Zenlayer SD-WAN Connects the Middle Mile of Networks

Like many other SD-WAN providers, Zenlayer began dipping its toes into SD-WAN as a way to modernize its traditional networking products. It saw the need for instantly provisioned dedicated networks between data centers and clouds — or what it calls the “middle mile” — and built an SD-WAN product to address it. Zenlayer was founded in 2014 to provide colocation and managed hosting products to U.S. companies that wanted to go into China and to Chinese companies that wanted to go overseas. The hosting provider noticed that its enterprise customers were looking for more instant provisioning services, so it developed three software-defined services — a bare metal cloud, an edge computing service, and an SD-WAN service called Zenlink. The SD-WAN was developed primarily using open source software. Zenlayer maintains its ties with the open source community. It joined the Linux Foundationin January of this year to promote SDN and NFV development. Zenlayer has around 90 data centers around the world. According to Dalerie Wu, Zenlayer’s senior marketing director, the SD-WAN platform has nodes in about 25 of those data centers with plans to expand to the data centers in “major metropolitan areas around the world.” Zenlayer SD-WAN is focused on the “middle mile,” said Wu. “So our SD-WAN connects data centers primarily. Our sweet spot is connecting your data centers in China to your data center in the U.S.” While the company does connect to branches, Wu described this as a limited-basis case and something that requires a bit of time to provision. Whereas, with the boxes already in the data centers it’s connecting, Zenlayer can offer instantaneous connections on this middle-mile.

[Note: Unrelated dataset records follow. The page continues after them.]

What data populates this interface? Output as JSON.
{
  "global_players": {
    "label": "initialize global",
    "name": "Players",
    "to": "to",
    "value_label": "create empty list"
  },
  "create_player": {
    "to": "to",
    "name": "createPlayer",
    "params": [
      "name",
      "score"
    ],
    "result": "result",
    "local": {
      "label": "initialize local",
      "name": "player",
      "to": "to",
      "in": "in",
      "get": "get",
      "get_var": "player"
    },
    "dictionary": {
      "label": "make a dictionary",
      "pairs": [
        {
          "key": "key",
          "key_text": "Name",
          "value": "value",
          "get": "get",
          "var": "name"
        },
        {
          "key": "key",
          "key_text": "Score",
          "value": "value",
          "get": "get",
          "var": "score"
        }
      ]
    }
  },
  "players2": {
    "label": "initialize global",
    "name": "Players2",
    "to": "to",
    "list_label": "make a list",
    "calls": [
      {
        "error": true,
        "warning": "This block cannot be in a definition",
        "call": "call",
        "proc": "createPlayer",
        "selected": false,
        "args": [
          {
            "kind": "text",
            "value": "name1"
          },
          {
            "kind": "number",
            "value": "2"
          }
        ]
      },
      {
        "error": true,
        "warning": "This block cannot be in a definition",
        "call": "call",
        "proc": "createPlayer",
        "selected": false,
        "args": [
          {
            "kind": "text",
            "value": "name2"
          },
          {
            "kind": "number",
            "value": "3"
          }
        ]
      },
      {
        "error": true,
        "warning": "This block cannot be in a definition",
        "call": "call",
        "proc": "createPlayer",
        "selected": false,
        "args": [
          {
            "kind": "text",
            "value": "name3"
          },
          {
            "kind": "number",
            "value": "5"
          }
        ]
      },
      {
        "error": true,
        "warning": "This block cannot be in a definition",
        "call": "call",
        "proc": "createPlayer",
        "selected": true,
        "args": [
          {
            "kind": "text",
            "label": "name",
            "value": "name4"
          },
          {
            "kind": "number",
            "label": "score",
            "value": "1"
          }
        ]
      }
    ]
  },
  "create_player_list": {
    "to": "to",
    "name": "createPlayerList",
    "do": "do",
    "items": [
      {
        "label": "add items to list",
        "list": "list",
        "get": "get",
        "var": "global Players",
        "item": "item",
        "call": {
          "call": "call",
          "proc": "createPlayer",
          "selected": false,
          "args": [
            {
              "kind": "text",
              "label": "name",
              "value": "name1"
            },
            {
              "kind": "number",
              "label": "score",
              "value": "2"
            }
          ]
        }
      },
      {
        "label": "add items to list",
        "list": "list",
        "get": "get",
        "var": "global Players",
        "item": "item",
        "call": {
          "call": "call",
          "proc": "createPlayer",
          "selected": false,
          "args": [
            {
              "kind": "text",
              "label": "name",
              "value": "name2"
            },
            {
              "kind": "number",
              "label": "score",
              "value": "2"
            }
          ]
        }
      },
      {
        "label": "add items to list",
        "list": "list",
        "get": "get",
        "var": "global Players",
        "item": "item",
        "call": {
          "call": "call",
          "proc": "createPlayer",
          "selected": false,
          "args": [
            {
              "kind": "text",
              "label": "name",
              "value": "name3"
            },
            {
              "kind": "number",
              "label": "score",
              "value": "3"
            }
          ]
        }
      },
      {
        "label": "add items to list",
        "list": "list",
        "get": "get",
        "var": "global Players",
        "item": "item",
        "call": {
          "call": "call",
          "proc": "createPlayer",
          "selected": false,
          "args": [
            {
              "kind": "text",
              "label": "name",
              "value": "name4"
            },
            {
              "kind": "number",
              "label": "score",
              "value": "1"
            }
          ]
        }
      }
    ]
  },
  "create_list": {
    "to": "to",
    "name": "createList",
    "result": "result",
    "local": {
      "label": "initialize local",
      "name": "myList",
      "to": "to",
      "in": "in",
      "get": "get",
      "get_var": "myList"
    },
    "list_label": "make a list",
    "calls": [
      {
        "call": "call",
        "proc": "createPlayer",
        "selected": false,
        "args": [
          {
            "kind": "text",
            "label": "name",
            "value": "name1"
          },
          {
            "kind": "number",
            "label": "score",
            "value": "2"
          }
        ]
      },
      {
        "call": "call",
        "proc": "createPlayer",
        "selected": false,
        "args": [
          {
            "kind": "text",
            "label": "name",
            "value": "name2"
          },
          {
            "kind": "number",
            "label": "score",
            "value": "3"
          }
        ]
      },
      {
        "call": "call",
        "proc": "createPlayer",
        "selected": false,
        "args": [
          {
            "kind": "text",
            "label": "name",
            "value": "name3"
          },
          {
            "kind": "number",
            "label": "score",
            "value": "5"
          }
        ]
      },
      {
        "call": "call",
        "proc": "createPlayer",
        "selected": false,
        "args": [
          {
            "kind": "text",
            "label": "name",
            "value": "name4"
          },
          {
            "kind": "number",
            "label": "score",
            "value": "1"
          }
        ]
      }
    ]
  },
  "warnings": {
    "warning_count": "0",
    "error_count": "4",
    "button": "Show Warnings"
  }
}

The middle mile is something that Joe Zhu, Zenlayer’s founder and CEO, sees in the future of SD-WAN. “As 5Gand IoT develop, there will more demand for high quality network connections, particularly in the middle-mile,” he said. “Because 5G solves the last-mile problem, but cross-geography connections still have to rely on fiber optic cables.” Zenlink offers direct connections and a dedicated network to meet the network needs of 5G and IoT, Zhu continued. The company has purchased MPLS circuits from global Tier 1 carriers to make these accessible, and it has dedicated connections to public clouds. These clouds include Amazon Web Services (AWS), Microsoft Azure, Tencent Cloud, and Alibaba Cloud.